Blinking LED (GPIO2): Connecting to WiFi
Solid LED (GPIO2): Connected
LED off: Disconnected

HTTP Request Flow

  1. Read sensor value from ADC
  2. Construct URL with query parameters
  3. Send HTTP GET request
  4. Check response code (200 = success)
  5. Blink LED to indicate transmission

Exercises

Exercise 1: Connection Resilience

What happens if you disconnect WiFi mid-transmission?

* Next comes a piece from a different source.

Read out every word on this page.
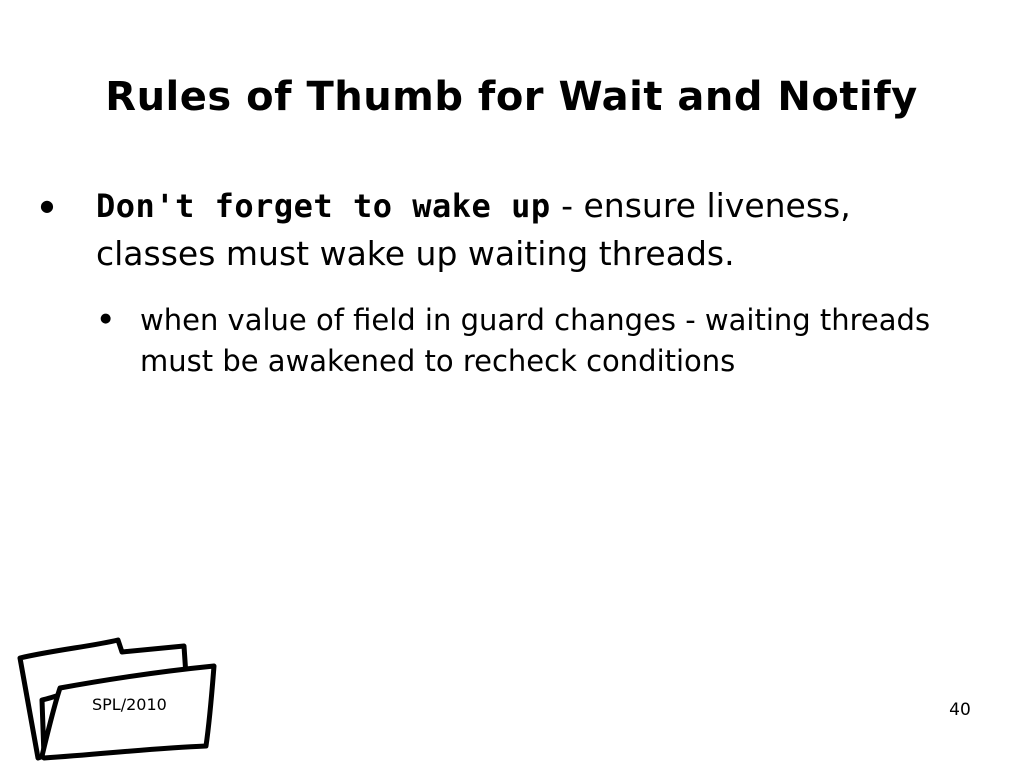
Rules of Thumb for Wait and Notify
● Don't forget to wake up - ensure liveness, classes must wake up waiting threads.
● when value of field in guard changes - waiting threads must be awakened to recheck conditions
SPL/2010	40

Add error handling:

int retryCount = 0;
const int MAX_RETRIES = 3;

while (WiFi.status() != WL_CONNECTED && retryCount < MAX_RETRIES) {
  WiFi.reconnect();
  delay(1000);
  retryCount++;
}

Exercise 2: Data Buffering

If the network is unavailable, buffer sensor readings locally:

const int BUFFER_SIZE = 10;
float sensorBuffer[BUFFER_SIZE];
int bufferIndex = 0;
bool bufferFull = false;

// Add to loop:
if (WiFi.status() != WL_CONNECTED) {
  // Store locally
  sensorBuffer[bufferIndex] = voltage;
  bufferIndex = (bufferIndex + 1) % BUFFER_SIZE;
  if (bufferIndex == 0) bufferFull = true;
} else if (bufferFull) {
  // Send buffered data first
  // ...
}

Exercise 3: Power Optimization

Calculate the power impact of different transmission intervals:

Interval Transmissions/hour Relative Power
1 second 3600 Very High
5 seconds 720 High
30 seconds 120 Medium
5 minutes 12 Low

What’s the trade-off between data freshness and battery life?

BLE Alternative

For low-power applications, consider Bluetooth Low Energy:

#include <BLEDevice.h>
#include <BLEServer.h>
#include <BLEUtils.h>

// BLE uses ~10x less power than WiFi for periodic sensor updates
// See LAB09 Chapter for full BLE implementation

MQTT Protocol

For production IoT, MQTT is more efficient than HTTP:

#include <PubSubClient.h>

// MQTT uses persistent connections and smaller packets
// Ideal for high-frequency sensor data
// See LAB09 Chapter for MQTT implementation

Next Steps

After completing this simulation:

  1. Level 3: Deploy on physical ESP32 with real WiFi
  2. LAB12: Implement streaming data pipeline
  3. LAB15: Add deep sleep for battery optimization

About Wokwi WiFi

Wokwi’s simulated WiFi connects to a real network gateway, allowing your code to make actual HTTP/HTTPS requests to internet services. This is perfect for testing IoT workflows without hardware.